# It's amazing what tannins do sometimes...



## Piyoteru (Apr 17, 2014)

I used to put in rooibos tea as an indian almond leaf substitute for my betta all the time and he would bubble nest furiously. Then I stopped for a month and there was zero bubble nesting activity... today I added some in and hours later I caught him in the beginnings of a bubble nest! 

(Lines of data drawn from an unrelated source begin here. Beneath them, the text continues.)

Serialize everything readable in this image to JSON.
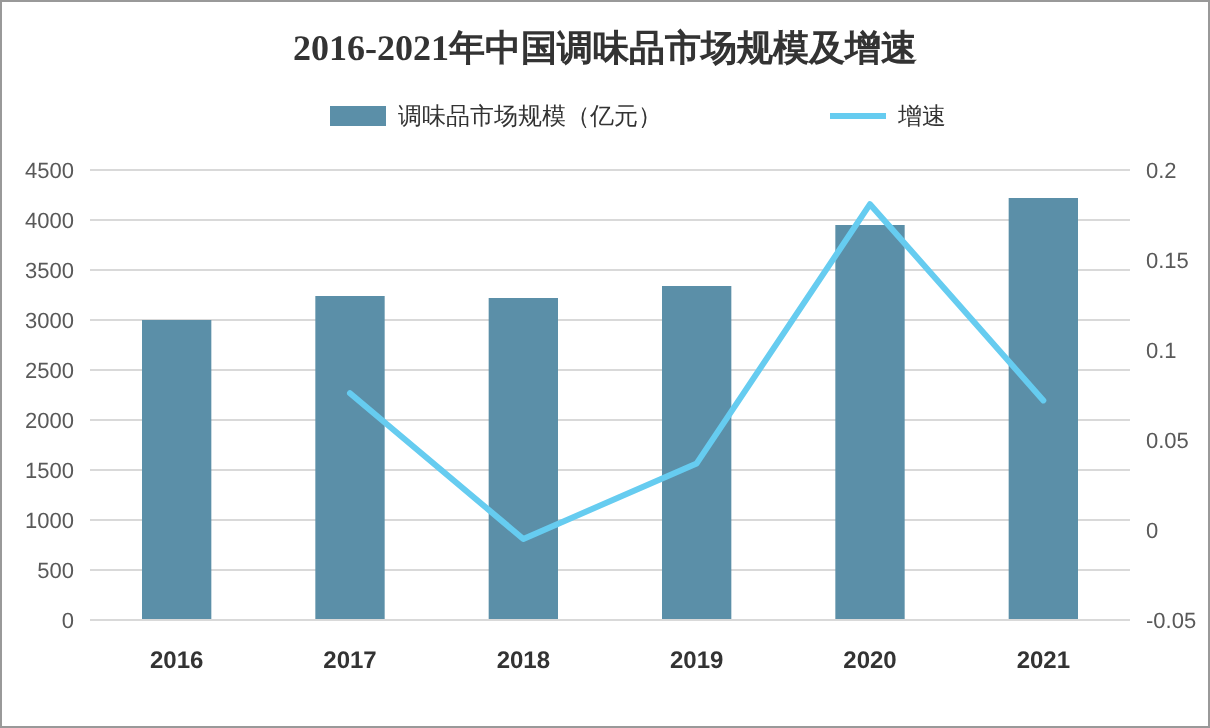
{
  "chart_data": {
    "type": "bar",
    "title": "2016-2021年中国调味品市场规模及增速",
    "categories": [
      "2016",
      "2017",
      "2018",
      "2019",
      "2020",
      "2021"
    ],
    "series": [
      {
        "name": "调味品市场规模（亿元）",
        "color": "#5b8fa8",
        "values": [
          3000,
          3240,
          3220,
          3340,
          3950,
          4220
        ]
      },
      {
        "name": "增速",
        "type": "line",
        "axis": "y2",
        "color": "#66ccf0",
        "values": [
          null,
          0.076,
          -0.005,
          0.037,
          0.181,
          0.072
        ]
      }
    ],
    "ylim": [
      0,
      4500
    ],
    "yticks": [
      0,
      500,
      1000,
      1500,
      2000,
      2500,
      3000,
      3500,
      4000,
      4500
    ],
    "y2lim": [
      -0.05,
      0.2
    ],
    "y2ticks": [
      -0.05,
      0,
      0.05,
      0.1,
      0.15,
      0.2
    ],
    "grid": "y",
    "legend": "top",
    "marker": "none",
    "line_style": "solid"
  }
}
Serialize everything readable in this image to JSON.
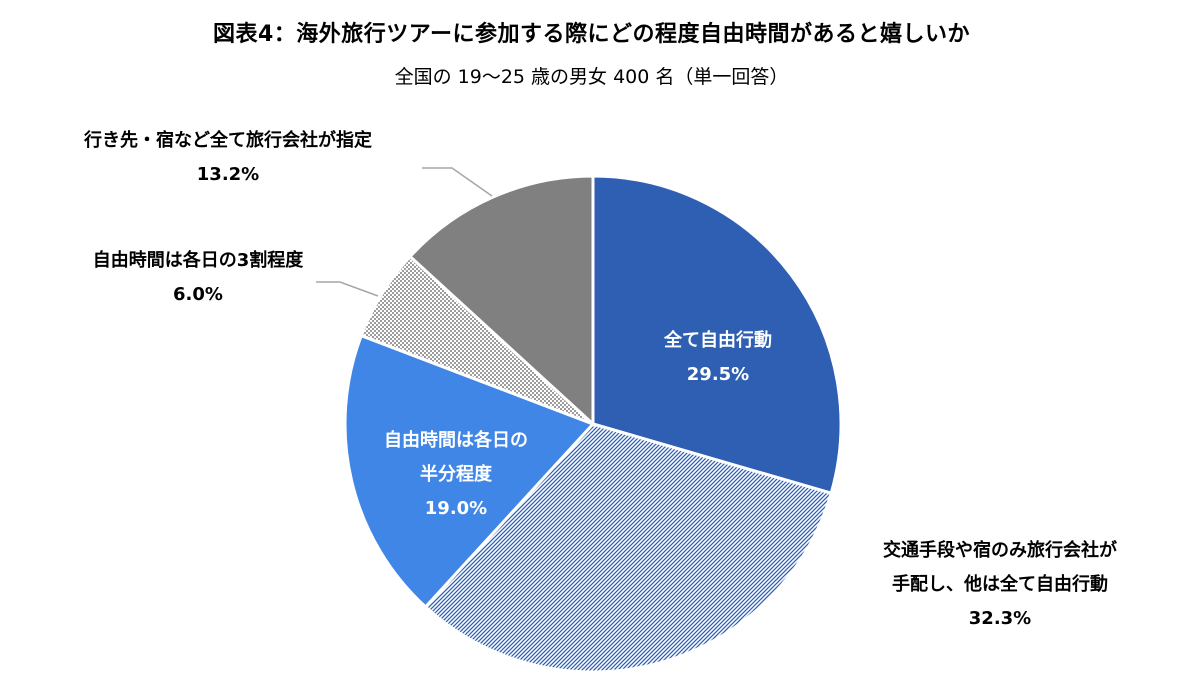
{
  "chart_data": {
    "type": "pie",
    "title": "図表4：海外旅行ツアーに参加する際にどの程度自由時間があると嬉しいか",
    "subtitle": "全国の 19～25 歳の男女 400 名（単一回答）",
    "start_angle_deg": 0,
    "direction": "clockwise",
    "slices": [
      {
        "label_lines": [
          "全て自由行動"
        ],
        "value": 29.5,
        "value_label": "29.5%",
        "color": "#2F5FB3",
        "pattern": "none",
        "label_position": "inside"
      },
      {
        "label_lines": [
          "交通手段や宿のみ旅行会社が",
          "手配し、他は全て自由行動"
        ],
        "value": 32.3,
        "value_label": "32.3%",
        "color": "#2F5FB3",
        "pattern": "fine-diagonal-lines",
        "label_position": "outside"
      },
      {
        "label_lines": [
          "自由時間は各日の",
          "半分程度"
        ],
        "value": 19.0,
        "value_label": "19.0%",
        "color": "#3F86E6",
        "pattern": "none",
        "label_position": "inside"
      },
      {
        "label_lines": [
          "自由時間は各日の3割程度"
        ],
        "value": 6.0,
        "value_label": "6.0%",
        "color": "#808080",
        "pattern": "dots",
        "label_position": "outside"
      },
      {
        "label_lines": [
          "行き先・宿など全て旅行会社が指定"
        ],
        "value": 13.2,
        "value_label": "13.2%",
        "color": "#808080",
        "pattern": "none",
        "label_position": "outside"
      }
    ]
  }
}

I don't intend on breeding him, but it is interesting to see how it's affected his behavior so quickly.


----------



## Seki (Jul 10, 2012)

I noticed less aggression with my girls when my driftwood was still leaching tannins. Once the water changes removed them all, the girls got a bit feistier!


----------



## TCas0318 (Jul 1, 2014)

I just added some rooibos tea to my boys tank yesterday and this morning I woke up to a small bubble nest. None of the six bettas I've had have ever tried to make one so I was thrilled to see it! He also seems more relaxed. He used to glass surf a little bit and I haven't noticed him doing that yet. Go tannins!!


----------



## Vergil (Nov 10, 2013)

Seki said:


> I noticed less aggression with my girls when my driftwood was still leaching tannins. Once the water changes removed them all, the girls got a bit feistier!


Interesting. Some time last year, I added makeshift teabags with peat moss in Hiko's tank and he was less inclined to harass his nerite while it was there.


----------



## Bikeridinguckgirl14 (Oct 22, 2013)

I originally got IAL to stop ryuuji from tail biting and it certainly helped. Now I use them to help with stress/aggression


----------